Um outro aspecto sugere que não há um fator específico que explique a derrocada da exportação industrial. O processo teve dimensão geral, envolvendo 14 dos 19 ramos utilizados no levantamento e três (indústria de média-alta, média-baixa e baixa tecnologia) dos quatro macrossegmentos segundo a intensidade tecnológica. Somente em alta tecnologia houve evolução positiva, embora muito modesta, graças à indústria aeronáutica.
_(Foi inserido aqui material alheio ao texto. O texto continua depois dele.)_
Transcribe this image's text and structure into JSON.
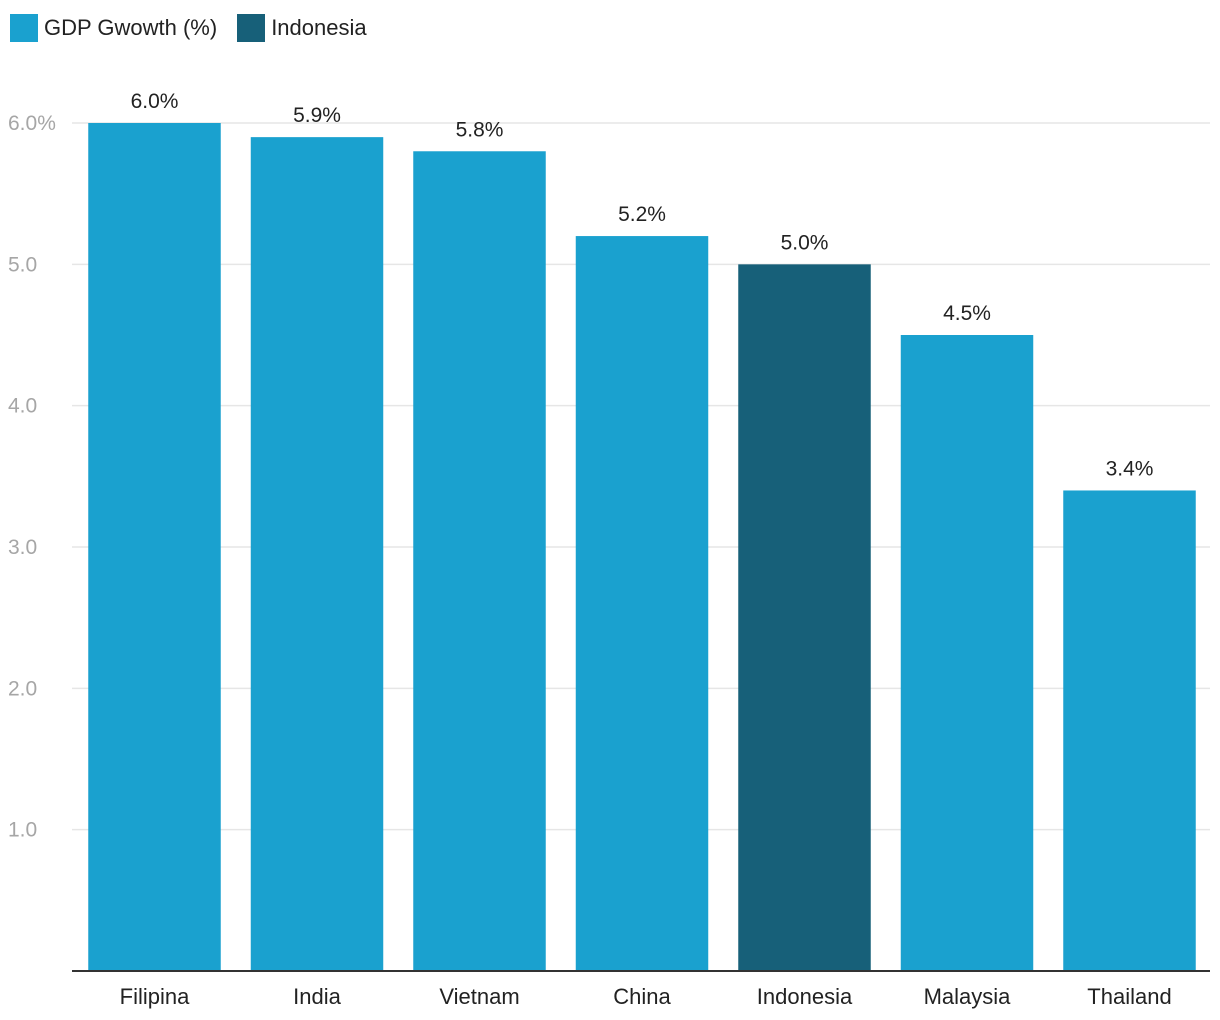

Líder nesse contexto, a indústria de média-alta tecnologia assiste a uma queda de 15,1%. Isso não é por acaso. Esse segmento reúne os setores econômicos mais dinâmicos, desde bens de capital, passando pelo mais destacado setor representante de bens duráveis, o setor automotivo, até um setor de alta performance de bens intermediários, que é a indústria química. Dada a grande concentração dos mercados para venda de produtos industriais brasileiros na América do Sul, a crise que se apresentou na região, em especial na Argentina e na Venezuela, tem alta responsabilidade no resultado. Neste caso, a redução acumulada entre os anos de 2013 e 2015 alcança nada mais nada menos do que 27,4%.

A despeito do adverso quadro exportador, o comércio exterior da indústria, que só se deteriorava nos dez anos anteriores, pela primeira vez no período teve melhora. O déficit de produtos industriais passa de US$ 24,4 bilhões no primeiro quadrimestre do ano passado, para US$ 19 bilhões entre os meses de janeiro e abril, projetando um valor de US$ 60 bilhões para o ano de 2015 como um todo.

Se o saldo global melhorou, foi porque as reduções das importações assim permitiram. Usualmente, em uma economia que entra em uma fase adversa, as importações são afetadas. O fato novo que se apresenta na economia brasileira no corrente ano tem relação com isso, mas vai muito além. O que chama atenção na atualidade é a magnitude da queda das importações, só vista em outras épocas em situações de ruptura ou crise aguda, o que sugere que agora também o quadro econômico brasileiro apresenta-se como uma grave e profunda reversão econômica.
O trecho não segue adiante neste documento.